2-point DFT is \$[ x_0 + x_1 , x_0 - x_1 ]\$, and 4-point is \$[ x_0 + x_1 + x_2 + x_3 , x_0 - i x_1 - x_2 + i x_3 , x_0 - x_1 + x_2 - x_3 , x_0 + i x_1 - x_2 - i x_3 ]\$. All other lengths require multiplication by a nontrivial complex number.
It's been a long time since I last dealt with DFTs (since I haven't done any FPGA stuff yet). In application-land,
FFTW library is often used (it's licensed under GPL, but MIT also sells other licenses for it).

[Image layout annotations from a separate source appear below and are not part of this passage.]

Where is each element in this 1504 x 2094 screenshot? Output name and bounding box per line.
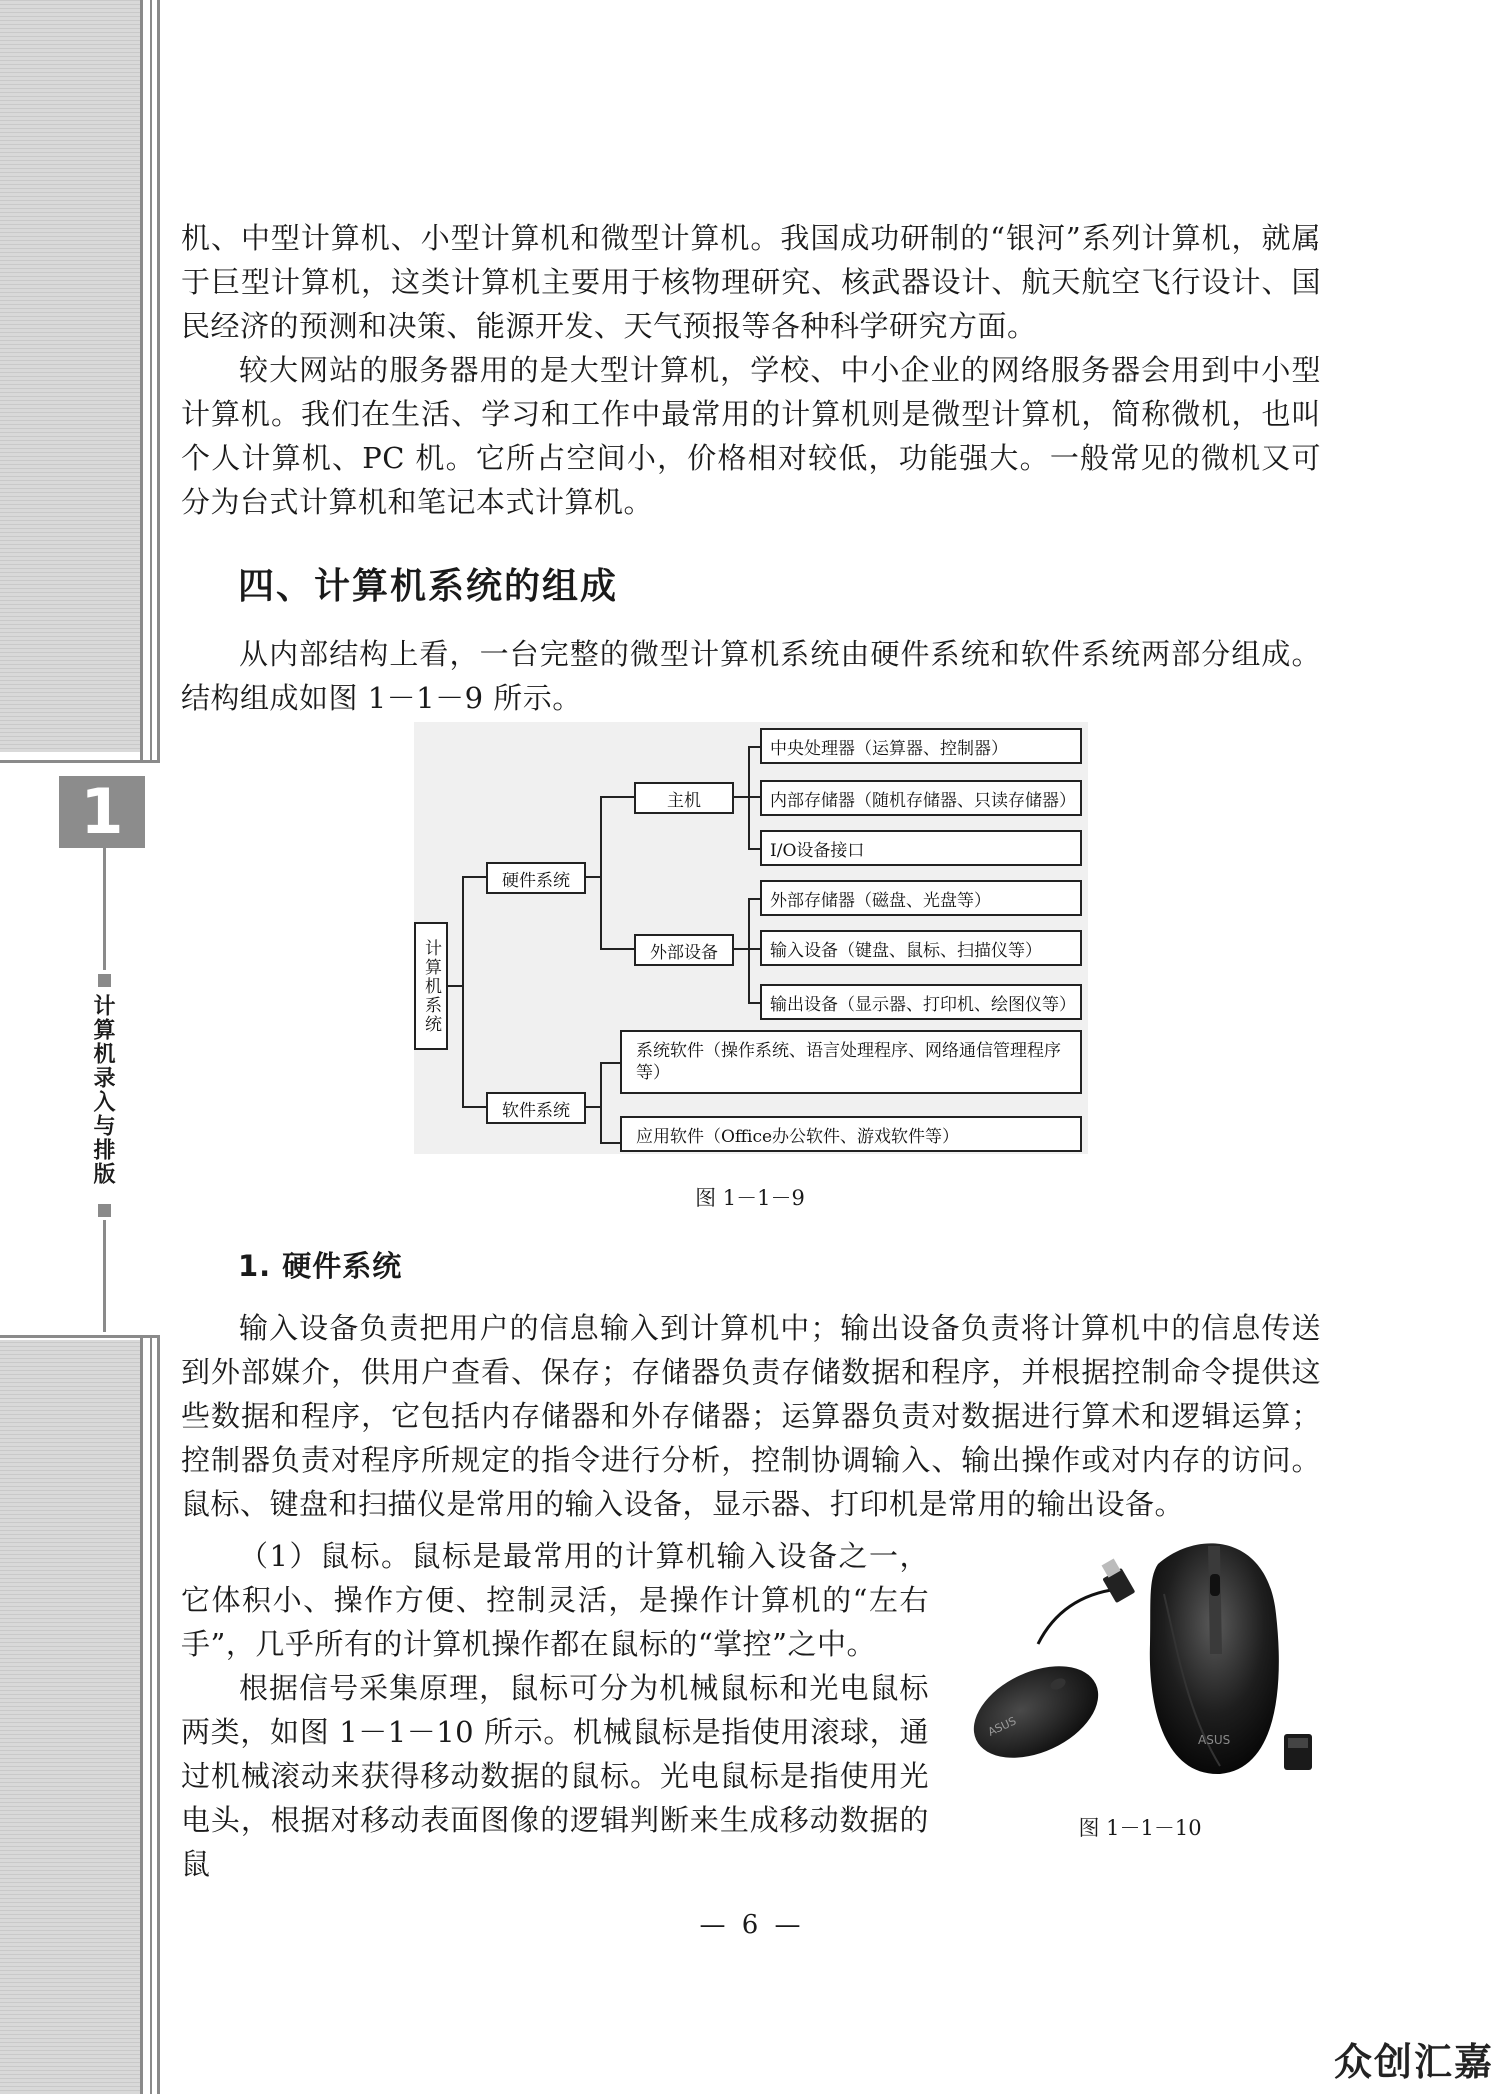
diagram-root: 计算机系统 bbox=[414, 922, 448, 1050]
connector bbox=[748, 898, 760, 900]
chapter-marker-bottom bbox=[98, 1204, 111, 1217]
paragraph-mouse-intro: （1）鼠标。鼠标是最常用的计算机输入设备之一，它体积小、操作方便、控制灵活，是操作计算机的“左右手”，几乎所有的计算机操作都在鼠标的“掌控”之中。 bbox=[181, 1539, 929, 1661]
chapter-badge bbox=[59, 776, 145, 848]
paragraph-hardware-desc: 输入设备负责把用户的信息输入到计算机中；输出设备负责将计算机中的信息传送到外部媒介，供用户查看、保存；存储器负责存储数据和程序，并根据控制命令提供这些数据和程序，它包括内存储器和外存储器；运算器负责对数据进行算术和逻辑运算；控制器负责对程序所规定的指令进行分析，控制协调输入、输出操作或对内存的访问。鼠标、键盘和扫描仪是常用的输入设备，显示器、打印机是常用的输出设备。 bbox=[181, 1311, 1321, 1521]
diagram-host: 主机 bbox=[634, 782, 734, 814]
paragraph-server-pc: 较大网站的服务器用的是大型计算机，学校、中小企业的网络服务器会用到中小型计算机。我们在生活、学习和工作中最常用的计算机则是微型计算机，简称微机，也叫个人计算机、PC 机。它所占空间小，价格相对较低，功能强大。一般常见的微机又可分为台式计算机和笔记本式计算机。 bbox=[181, 353, 1321, 519]
figure-caption-10: 图 1－1－10 bbox=[1078, 1816, 1202, 1840]
connector bbox=[448, 985, 462, 987]
diagram-software: 软件系统 bbox=[486, 1092, 586, 1124]
connector bbox=[748, 848, 760, 850]
connector bbox=[600, 1062, 602, 1142]
connector bbox=[462, 876, 486, 878]
binding-strip-top bbox=[0, 0, 140, 752]
diagram-output-devices: 输出设备（显示器、打印机、绘图仪等） bbox=[760, 984, 1082, 1020]
page-number: — 6 — bbox=[699, 1910, 805, 1940]
connector bbox=[586, 876, 600, 878]
binding-strip-bottom bbox=[0, 1340, 140, 2094]
diagram-app-software: 应用软件（Office办公软件、游戏软件等） bbox=[620, 1116, 1082, 1152]
diagram-external-storage: 外部存储器（磁盘、光盘等） bbox=[760, 880, 1082, 916]
connector bbox=[462, 876, 464, 1106]
diagram-cpu: 中央处理器（运算器、控制器） bbox=[760, 728, 1082, 764]
chapter-number: 1 bbox=[80, 775, 124, 848]
diagram-internal-storage: 内部存储器（随机存储器、只读存储器） bbox=[760, 780, 1082, 816]
section-heading: 四、计算机系统的组成 bbox=[238, 566, 619, 607]
connector bbox=[748, 898, 750, 1002]
diagram-io: I/O设备接口 bbox=[760, 830, 1082, 866]
diagram-input-devices: 输入设备（键盘、鼠标、扫描仪等） bbox=[760, 930, 1082, 966]
mouse-photo bbox=[958, 1534, 1324, 1790]
diagram-hardware: 硬件系统 bbox=[486, 862, 586, 894]
chapter-title: 计算机录入与排版 bbox=[90, 994, 115, 1186]
diagram-system-software: 系统软件（操作系统、语言处理程序、网络通信管理程序等） bbox=[620, 1030, 1082, 1094]
computer-system-diagram bbox=[414, 722, 1088, 1154]
diagram-peripherals: 外部设备 bbox=[634, 934, 734, 966]
svg-text:ASUS: ASUS bbox=[985, 1714, 1019, 1739]
connector bbox=[600, 796, 634, 798]
paragraph-computer-types: 机、中型计算机、小型计算机和微型计算机。我国成功研制的“银河”系列计算机，就属于巨型计算机，这类计算机主要用于核物理研究、核武器设计、航天航空飞行设计、国民经济的预测和决策、能源开发、天气预报等各种科学研究方面。 bbox=[181, 221, 1321, 343]
paragraph-mouse-types: 根据信号采集原理，鼠标可分为机械鼠标和光电鼠标两类，如图 1－1－10 所示。机械鼠标是指使用滚球，通过机械滚动来获得移动数据的鼠标。光电鼠标是指使用光电头，根据对移动表面图像的逻辑判断来生成移动数据的鼠 bbox=[181, 1671, 929, 1881]
connector bbox=[734, 948, 748, 950]
connector bbox=[748, 796, 760, 798]
chapter-line-upper bbox=[103, 848, 106, 970]
connector bbox=[748, 746, 760, 748]
connector bbox=[748, 1002, 760, 1004]
connector bbox=[600, 948, 634, 950]
connector bbox=[462, 1106, 486, 1108]
svg-text:ASUS: ASUS bbox=[1198, 1733, 1231, 1747]
connector bbox=[600, 796, 602, 948]
connector bbox=[586, 1106, 600, 1108]
figure-caption-9: 图 1－1－9 bbox=[695, 1186, 805, 1210]
paragraph-system-structure: 从内部结构上看，一台完整的微型计算机系统由硬件系统和软件系统两部分组成。结构组成如图 1－1－9 所示。 bbox=[181, 637, 1321, 715]
chapter-marker-top bbox=[98, 974, 111, 987]
watermark: 众创汇嘉 bbox=[1333, 2040, 1494, 2084]
connector bbox=[734, 796, 748, 798]
chapter-line-lower bbox=[103, 1220, 106, 1332]
connector bbox=[748, 948, 760, 950]
mouse-illustration bbox=[958, 1534, 1324, 1790]
subheading-hardware: 1. 硬件系统 bbox=[238, 1249, 403, 1283]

For specific length DFTs, one can use "wisdom" to find the most efficient method of calculating the DFT; it's slow to find out, but massively speeds up the actual DFT calculation.
However, in C, the radix-2 FFT of 256 real samples can be implemented as
const complex double w256[256]; /* w256[k] = cexp(-M_PI*I*k/128.0) */
static inline size_t bitreverse8(size_t); /* Reverse bits in an 8-bit value */
void fft256(complex double y[256], const double x[256])
{
for (size_t k = 0; k < 256; k+=2) {
const double u = x[bitreverse8(k)];
const double t = x[bitreverse8(k+1)];
y[k] = u + t;
y[k+1] = u - t;
}
for (size_t s = 2; s < 8; s++) {
const size_t dk = 1 << s;
const size_t jn = dk >> 1;
const size_t dw = 256 >> s;
for (size_t k = 0; k < 256; k += dk) {
size_t wi = 0;
for (size_t j = 0; j < jn; j++) {
const complex double t = w256[wi] * y[j + k + jn];
const complex double u = y[j + k];
wi = (wi + wd) & 255;
y[k + j] = u + t;
y[k + j + jn] = u - t;
}
}
}
}
static inline size_t bitreverse8(size_t value)
{
size_t result = value;
result = ((result >> 4) & 0x0F) | ((result & 0x0F) << 4);
result = ((result >> 2) & 0x33) | ((result & 0x33) << 2);
result = ((result >> 1) & 0x55) | ((result & 0x55) << 1);
return result;
}
using the
example in the Wikipedia page on Cooley-Tukey FFT algorithm. This can be trivially adapted to any power-of-two FFT size, noting that 2
8 = 256.
For 256 points, it boils down to 768 complex multiplications (or 3072 real ones, since \$(a + I b)(c + I d) = (a c - b d) + I(a d + b c)\$). The complex coefficients are essentially powers of complex roots of one; so, just a complex number of unit magnitude rotating around the complex plane. The multiplication by
w256[wi] really just rotates the multiplicand on the complex plane by 360×
wi/256 degrees.
Among those 3072 real multiplications, there are only 129 unique real constants, if one ignores the sign, but includes 0.0 and 1.0. So, technically, if you implement the 127 unique real scalers, you don't need a multiplication unit at all, only additions and subtractions. (In binary form, those scalars have 1/3 to 2/3 of their bits set.)
One can do some of the
k and/or
j loop iterations in parallel, too. (Note that the first, separate
k loop is not just reordering data, it is actually doing the first DFT iteration as well. The logical multiplication constant is w256[0] == 1.0 here, and is therefore omitted.)